If your cat engages in sudden activity bursts, you must assess the situation. Does it seem unusual or abnormally intense? As a loving cat owner, time to do a little detective work to understand what is going on with your cat. For example, the first thing to look at is, do you have young cats, adult cat, or an older cat? Age can have an impact on the frequency and cause of their cat zoomies.
If your cat makes quick sprints from time to time, it’s most likely normal behavior. They are most likely just releasing their energy through healthy activity instead of directing it towards furniture, other pets, or people. Now, if your cat climbs your walls, that’s disturbing. You’ll want to do something to direct their activity to more appropriate targets. Such as letting them go crazy with a new cat tree instead of clawing your new couch to shreds.
To reduce your cat’s hyperactive behavior, you must provide them with avenues for expressing its natural hunting and stalking behaviors in as many ways as you can possibly think of.
For example, try using a cat toy and letting your cat experience the thrill of hunting. Let them stalk the toy, chase it, and better yet, catch it from time to time. However, you don’t have to invest your time in long play sessions. The reason for this is that cats are natural born sprinters, so short but frequent play sessions are sufficient for them.
In addition, since you may not be available for all the playtime your cat needs daily, there are other ways to provide them with activity opportunities. For example, you could create more places for your cat to climb, such as cat trees, shelves and furniture tops. For more ideas on climbing opportunities that you can create for your kitty, please refer to our article on Best Cat Wall Shelf.
You could also provide them with solo play toys and activity centers, and you could let it work for its food by using food puzzles or feeding games. One toy that many of our patients have had great success is an cat treat toy. These are toys that you put cat food kibble into holes and your cat then has to figure out how to get the food out. This replicates hunting for their food so most cats take quickly to it. It also helps slow down the rate at which your cat eats which can help with weight loss. To give you further help, here’s a list of more ways to keep a cat active.

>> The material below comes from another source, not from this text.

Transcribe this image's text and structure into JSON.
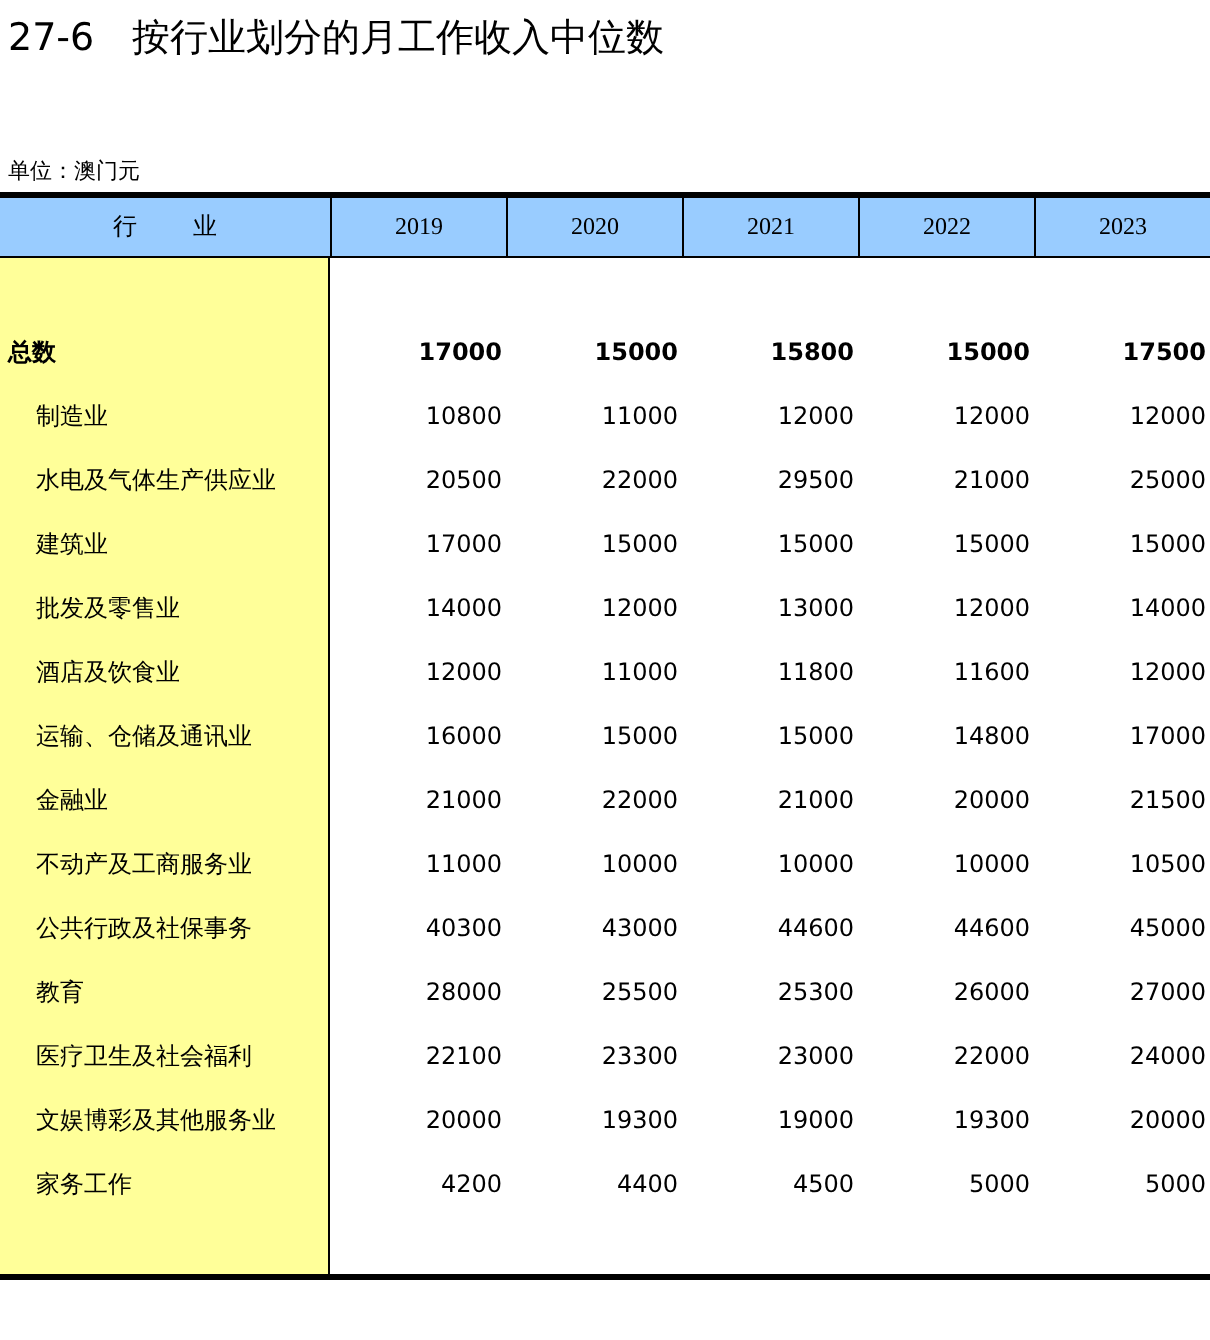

My cat is running around like crazy summary
At the end of the day, it’s obvious that you don’t need to reduce your cat’s hyperactive behavior. Just let it happen at the appropriate times and direct it towards appropriate targets. Even if you or your cat aren’t suffering from activity outbursts, you both will benefit from a broader range of alternatives. Besides, it will also help to stop other cat behavior problems. So when you cry out in panic “My cat is running around like crazy!” now you know why, and have some ideas on what to do about it. This way you will be happy and your cat will be happy. And keeping your pet happy is what we are all want.